Is photon path pre-defined at the time of emission?

Question

I am probably missing an important aspect here, but here are two thought experiments I came up with that make me quite a bit confused. Can some one explain to me, if I am missing any important aspects or making any logical mistakes? Sorry for a little mess in my descriptions, I have a bit of a hard time to organize my thoughts here.

1. The speed of light is an invariant and constant in any inertial frame. Let us take a frame of a photon. Imagining if a photon could emit another photon, would it observe the newly emitted photon to also move with the speed of light relative to the emitting photon?

And the question above can reconcile with the time dilating to zero at the speed of light, but that brings my second thought experiment.

2. If we could affix a clock to the photon, it would never tick from the external observer perspective. But then, considering relativity, no clocks in the universe would tick from the perspective of the photon, right (not like there was any way to communicate it anyway, but still)? Imagine we launch a photon from $A$ in the direction of $B$. At $B$ we have a gate which toggles open/closed at random time intervals. From our perspective, it will take time for the photon to reach the gate, but from the photon perspective, no time in the world would have passed, which means the fact of whether it will hit the gate or not is in some way determined right at the moment when the photon was emitted, like if it was not a "particle" that was emitted, but the whole trajectory (in a loose way, due to wave function nature) was emitted at once, spanning both space and time.
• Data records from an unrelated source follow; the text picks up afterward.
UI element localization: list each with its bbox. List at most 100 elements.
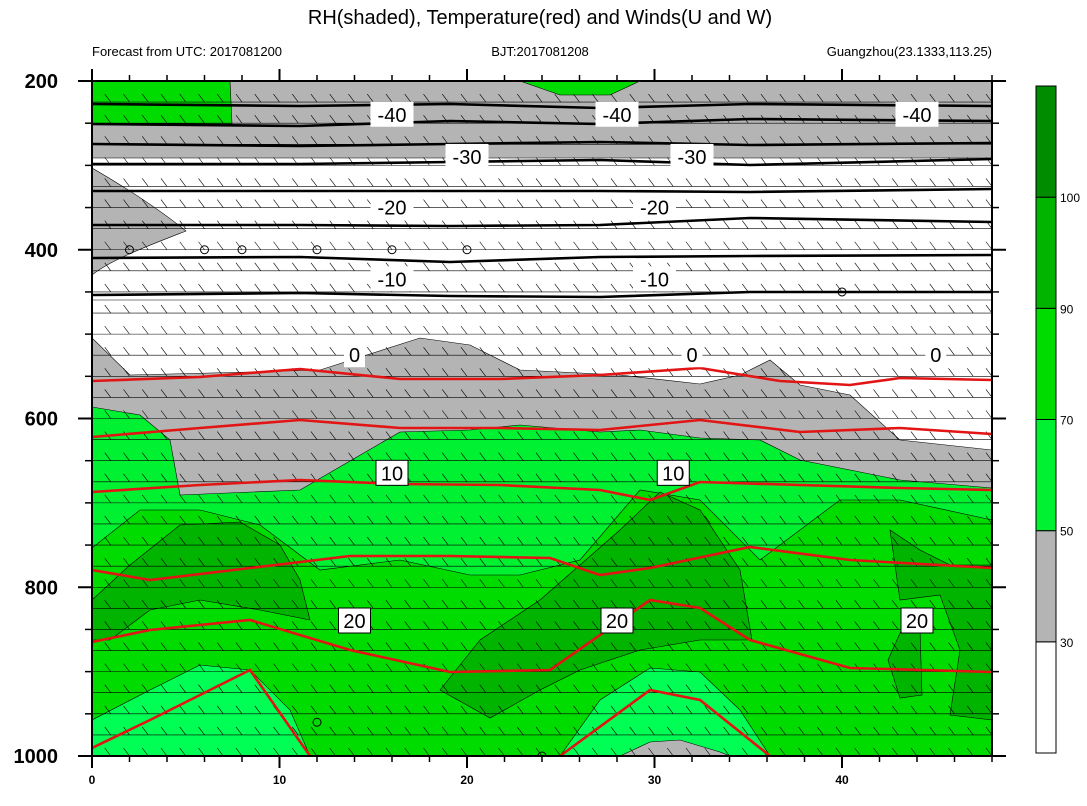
- wind-barb-flag: [929, 368, 936, 377]
- wind-barb-flag: [685, 621, 693, 630]
- wind-barb-flag: [929, 600, 936, 609]
- wind-barb-flag: [273, 536, 280, 546]
- wind-barb-flag: [404, 642, 411, 651]
- wind-barb-flag: [704, 705, 711, 714]
- wind-barb-flag: [498, 600, 505, 609]
- wind-barb-flag: [592, 557, 599, 567]
- wind-barb-flag: [423, 621, 430, 630]
- wind-barb-flag: [854, 705, 861, 714]
- wind-barb-flag: [460, 431, 468, 440]
- wind-barb-flag: [554, 431, 561, 440]
- wind-barb-flag: [554, 600, 561, 609]
- wind-barb-flag: [235, 642, 243, 651]
- calm-wind-circle: [537, 751, 547, 756]
- wind-barb-flag: [554, 515, 561, 525]
- wind-barb-flag: [798, 726, 805, 736]
- wind-barb-flag: [629, 684, 636, 693]
- wind-barb-flag: [329, 452, 336, 461]
- wind-barb-flag: [254, 600, 261, 609]
- wind-barb-flag: [254, 262, 261, 272]
- wind-barb-flag: [592, 410, 599, 419]
- wind-barb-flag: [723, 199, 730, 208]
- wind-barb-flag: [179, 494, 186, 504]
- contour-label-box: [595, 101, 639, 127]
- wind-barb-flag: [235, 515, 243, 525]
- wind-barb-flag: [179, 536, 186, 546]
- colorbar-tick-label: 100: [1060, 191, 1080, 205]
- wind-barb-flag: [854, 325, 861, 335]
- wind-barb-flag: [142, 705, 149, 714]
- wind-barb-flag: [967, 283, 974, 293]
- wind-barb-flag: [629, 642, 636, 651]
- wind-barb-flag: [798, 93, 805, 103]
- wind-barb-flag: [592, 621, 599, 630]
- wind-barb-flag: [610, 473, 618, 482]
- wind-barb-flag: [460, 557, 468, 567]
- wind-barb-flag: [235, 536, 243, 546]
- rh-shade-green-top: [92, 81, 233, 125]
- wind-barb-flag: [742, 621, 749, 630]
- wind-barb-flag: [254, 347, 261, 356]
- wind-barb-flag: [423, 241, 430, 250]
- contour-label-box: [925, 342, 947, 368]
- wind-barb-flag: [442, 642, 449, 651]
- wind-barb-flag: [329, 304, 336, 314]
- wind-barb-flag: [835, 431, 843, 440]
- wind-barb-flag: [817, 283, 824, 293]
- wind-barb-flag: [310, 621, 318, 630]
- wind-barb-flag: [629, 389, 636, 398]
- wind-barb-flag: [742, 642, 749, 651]
- wind-barb-flag: [723, 431, 730, 440]
- wind-barb-flag: [367, 452, 374, 461]
- wind-barb-flag: [142, 262, 149, 272]
- wind-barb-flag: [160, 283, 168, 293]
- wind-barb-flag: [704, 241, 711, 250]
- wind-barb-flag: [779, 93, 786, 103]
- wind-barb-flag: [460, 410, 468, 419]
- wind-barb-flag: [179, 473, 186, 482]
- wind-barb-flag: [817, 747, 824, 756]
- wind-barb-flag: [854, 241, 861, 250]
- wind-barb-flag: [723, 494, 730, 504]
- wind-barb-flag: [348, 389, 355, 398]
- wind-barb-flag: [479, 262, 486, 272]
- wind-barb-flag: [573, 684, 580, 693]
- wind-barb-flag: [142, 325, 149, 335]
- wind-barb-flag: [310, 684, 318, 693]
- wind-barb-flag: [817, 220, 824, 229]
- wind-barb-flag: [704, 663, 711, 672]
- wind-barb-flag: [835, 389, 843, 398]
- wind-barb-flag: [498, 579, 505, 588]
- wind-barb-flag: [779, 368, 786, 377]
- wind-barb-flag: [779, 389, 786, 398]
- contour-label: -40: [378, 105, 407, 127]
- wind-barb-flag: [310, 579, 318, 588]
- wind-barb-flag: [873, 304, 880, 314]
- x-tick-label: 10: [273, 773, 287, 787]
- wind-barb-flag: [517, 747, 524, 756]
- wind-barb-flag: [179, 136, 186, 145]
- wind-barb-flag: [817, 93, 824, 103]
- wind-barb-flag: [742, 557, 749, 567]
- wind-barb-flag: [235, 747, 243, 756]
- wind-barb-flag: [273, 431, 280, 440]
- wind-barb-flag: [348, 705, 355, 714]
- calm-wind-circle: [462, 245, 472, 255]
- wind-barb-flag: [329, 600, 336, 609]
- wind-barb-flag: [423, 410, 430, 419]
- wind-barb-flag: [498, 726, 505, 736]
- wind-barb-flag: [873, 410, 880, 419]
- wind-barb-flag: [104, 241, 111, 250]
- wind-barb-flag: [742, 93, 749, 103]
- subtitle-center: BJT:2017081208: [491, 44, 589, 59]
- wind-barb-flag: [142, 452, 149, 461]
- wind-barb-flag: [629, 600, 636, 609]
- wind-barb-flag: [517, 262, 524, 272]
- wind-barb-flag: [592, 515, 599, 525]
- wind-barb-flag: [329, 494, 336, 504]
- wind-barb-flag: [629, 241, 636, 250]
- wind-barb-flag: [873, 536, 880, 546]
- calm-wind-circle: [125, 245, 134, 255]
- wind-barb-flag: [798, 663, 805, 672]
- contour-label-box: [681, 342, 703, 368]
The above experiment probably confuses some things, but if not, it has some weird implications, that at the time of emission, the state of the whole universe along the space-time trajectory is frozen and is used to determine what is gonna happen. That solves kinda the double slit experiment, because we never issued a particle flying through space in the first place, for all practical reasons we emitted the place where it will hit the screen in the future, and that was accounting for all possible interference along the path (which for us appears stochastic due to indeterminacy, but that may or may not be truly stochastic, i.e. a superdeterministic universe, which does sound plausible if at any time we emit the whole trajectory for even massive particles..)

Answer 1

The mistake is at the beginning: the "frame of a photon" doesn't exist, since a massless object cannot be at rest in any frame. So any reasoning that starts by working in the frame of a photon is bound to fail.

Answer 2

As @Miyase's answer mentions, it's not possible to work in the frame of reference of a photon.

A good way of solving this problem is to hypothesise about "what if we could", and then realise it leads to contradictions. Along the way we will also get an appreciation for the problem itself.
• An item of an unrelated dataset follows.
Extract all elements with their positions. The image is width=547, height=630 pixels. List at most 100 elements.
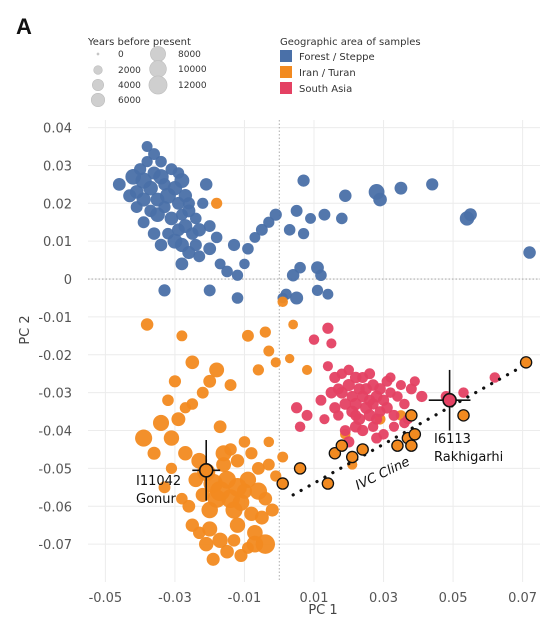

So, what if we could put ourselves into the frame of a photon? We'll be a little hand-wavy with the mathematics here, and assume that the limit of the relativistic functions as they approach c is the actual value. As you've already observed, the time "experienced" by the photon drops down to zero. Furthermore, due to length contraction, the photon also experiences zero distance. As far as the photon is concerned, it was emitted and absorbed in the same place, at exactly the same time.

At this point, the reference frame seems quite silly. No time can pass in it, and the entire universe is compressed into an infinitely flat disc along the direction of travel of the photon.

In this reference frame, one could say that the photon's path was pre-determined. However "pre-determined" implies a causality, which implies the existence of time. However time does not exist in this reference frame, and so nothing can be the result of anything else.

Answer 3

In general, you cannot even determine the path a photon took in retrospect. Electromagnetic propagation is a wave phenomenon. Waves take every available path simultaneously.

Don't use particle models to analyze wave phenomena.